Мы встретились на конечной остановке маршрутки:
- Идем.
- Куда?
***
По узким улочкам, по липким от наступившей оттепели немощенным дорогам, он вел меня неизвестно куда. Говорил, как всегда, намеками. Ничего определенного:
- Ну, ты сама сейчас все увидишь. Там такое место, где я, ну...смогу тебе показать все, на что способен. И увидеть все, на что способна ты.
То есть, после наших ночных разговоров он считал меня этакой зрелой, опытной такой соблазнительницей, несмотря на всякое отсутствие опыта?
Ой, а мои ноги промокли - то насквозь! Растаявшая снежная жижа хлюпала в сапожках. Это совсем уж не «комме иль фо» для вечера любовных утех. Но, самый большой страх был, что не справлюсь с предложенной мне миссией «опытной дамы». Или дамы подопытной как лабораторная мышь?! О стольком было сказано-пересказано между нами по телефону! Вот, нужно было мне так старательно изображать из себя роковую женщину? Господи, лишь бы нам кто-нибудь помешал!
Небритый, но в аккуратной одежде, мужичок открыл калитку. Обычный двор частного сектора: фруктовые деревца, обвитые виноградной лозой (безлистые, побуревшие от снега). Цепной пес. Беленая одноэтажная хатка. Аккуратная, как и сам сторож. Культурный центр общества ценителей музыки и иностранных языков.
- Здравствуйте, Аркадий Федорович.
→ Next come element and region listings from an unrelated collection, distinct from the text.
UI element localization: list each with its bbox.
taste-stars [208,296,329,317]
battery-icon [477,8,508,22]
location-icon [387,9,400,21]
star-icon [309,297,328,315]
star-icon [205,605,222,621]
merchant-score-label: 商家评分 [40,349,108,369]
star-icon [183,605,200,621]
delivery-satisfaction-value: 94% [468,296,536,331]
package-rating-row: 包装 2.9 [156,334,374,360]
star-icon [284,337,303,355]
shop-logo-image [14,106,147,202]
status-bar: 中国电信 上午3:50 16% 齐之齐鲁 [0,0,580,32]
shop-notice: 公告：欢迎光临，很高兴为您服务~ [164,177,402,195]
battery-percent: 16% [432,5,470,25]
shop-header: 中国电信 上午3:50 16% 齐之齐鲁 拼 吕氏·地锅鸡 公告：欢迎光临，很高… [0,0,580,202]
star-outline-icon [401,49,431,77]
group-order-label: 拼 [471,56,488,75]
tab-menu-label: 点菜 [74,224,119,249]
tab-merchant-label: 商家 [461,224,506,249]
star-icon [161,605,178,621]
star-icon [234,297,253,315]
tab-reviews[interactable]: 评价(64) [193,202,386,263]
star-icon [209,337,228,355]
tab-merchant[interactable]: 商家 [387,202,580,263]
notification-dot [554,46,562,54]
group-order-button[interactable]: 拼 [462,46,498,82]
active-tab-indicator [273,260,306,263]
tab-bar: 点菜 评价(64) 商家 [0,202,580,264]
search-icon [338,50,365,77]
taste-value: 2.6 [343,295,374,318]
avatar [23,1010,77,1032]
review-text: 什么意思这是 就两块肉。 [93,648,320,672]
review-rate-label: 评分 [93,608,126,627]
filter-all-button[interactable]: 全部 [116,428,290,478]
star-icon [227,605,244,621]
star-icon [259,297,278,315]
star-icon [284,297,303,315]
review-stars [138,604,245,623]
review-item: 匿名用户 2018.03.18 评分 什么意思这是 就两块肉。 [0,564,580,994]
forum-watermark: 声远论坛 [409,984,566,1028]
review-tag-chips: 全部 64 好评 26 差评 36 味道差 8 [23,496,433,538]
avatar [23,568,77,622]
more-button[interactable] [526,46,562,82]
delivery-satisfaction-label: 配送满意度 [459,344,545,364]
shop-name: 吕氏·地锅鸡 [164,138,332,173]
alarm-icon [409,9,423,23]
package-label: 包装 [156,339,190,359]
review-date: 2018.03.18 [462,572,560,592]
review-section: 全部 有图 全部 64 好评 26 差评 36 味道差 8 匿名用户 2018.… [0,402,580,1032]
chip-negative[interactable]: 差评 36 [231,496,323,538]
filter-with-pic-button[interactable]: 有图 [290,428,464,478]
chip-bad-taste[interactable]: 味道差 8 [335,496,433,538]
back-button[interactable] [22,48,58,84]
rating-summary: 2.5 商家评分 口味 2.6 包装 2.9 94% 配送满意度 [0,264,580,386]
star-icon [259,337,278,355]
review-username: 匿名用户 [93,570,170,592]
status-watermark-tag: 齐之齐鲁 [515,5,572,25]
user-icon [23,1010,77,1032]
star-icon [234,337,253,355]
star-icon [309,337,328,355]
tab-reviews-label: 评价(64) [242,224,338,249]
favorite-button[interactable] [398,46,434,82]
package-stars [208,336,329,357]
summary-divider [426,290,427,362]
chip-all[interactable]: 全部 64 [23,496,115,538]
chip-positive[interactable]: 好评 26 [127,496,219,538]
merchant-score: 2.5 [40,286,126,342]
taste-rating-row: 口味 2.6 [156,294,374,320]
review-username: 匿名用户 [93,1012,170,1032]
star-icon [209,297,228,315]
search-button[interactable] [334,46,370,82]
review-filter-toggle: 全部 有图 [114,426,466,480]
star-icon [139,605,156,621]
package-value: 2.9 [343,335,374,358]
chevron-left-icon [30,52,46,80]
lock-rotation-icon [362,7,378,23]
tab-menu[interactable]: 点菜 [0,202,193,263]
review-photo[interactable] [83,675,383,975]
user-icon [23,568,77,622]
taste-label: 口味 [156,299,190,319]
Мы пришли поиграть на старинном фортепиано, которое у вас тут стоит. Моя подруга - профессиональная пианистка.
Мужичок изобразил радушие. Из окрашенной в блеклую зелень двери высунулась юркая старушонка, изображающая радушие не хуже старичка. У меня затеплилась надежда, что ничего не выйдет.
Старинное фортепиано стояло у окна. В комнатке пахло сыростью и мышами. К инструменту мы не торопились.
Ой-йой! На колготках у меня стрелка пошла. Обрати внимание, друг мой. Нужно только слегка приподнять юбку...
Но тут под благовидным предлогом в комнату просачивается сторож. Вазочки на полке красиво расставить. А мы что? Ничего. Ноты рассматриваем. То, что так близко друг от друга стоим - так ноты у вас ровесники вашей же калоши с педалями, уже лет сто как переставшей быть музыкальным инструментом. Пожелтели они, затерлись.
Сторож выходит. Мой друг не торопится отодвинуться от меня. Рука его стрелку на моих колготах ощущает вполне ...
Но тут в дверях появляется старушонка. «Может вам что-то интересное про пианино рассказать? Или про пожелтевшие ноты? Или, вообще, рассказ свой начать с возникновения нотной грамоты?».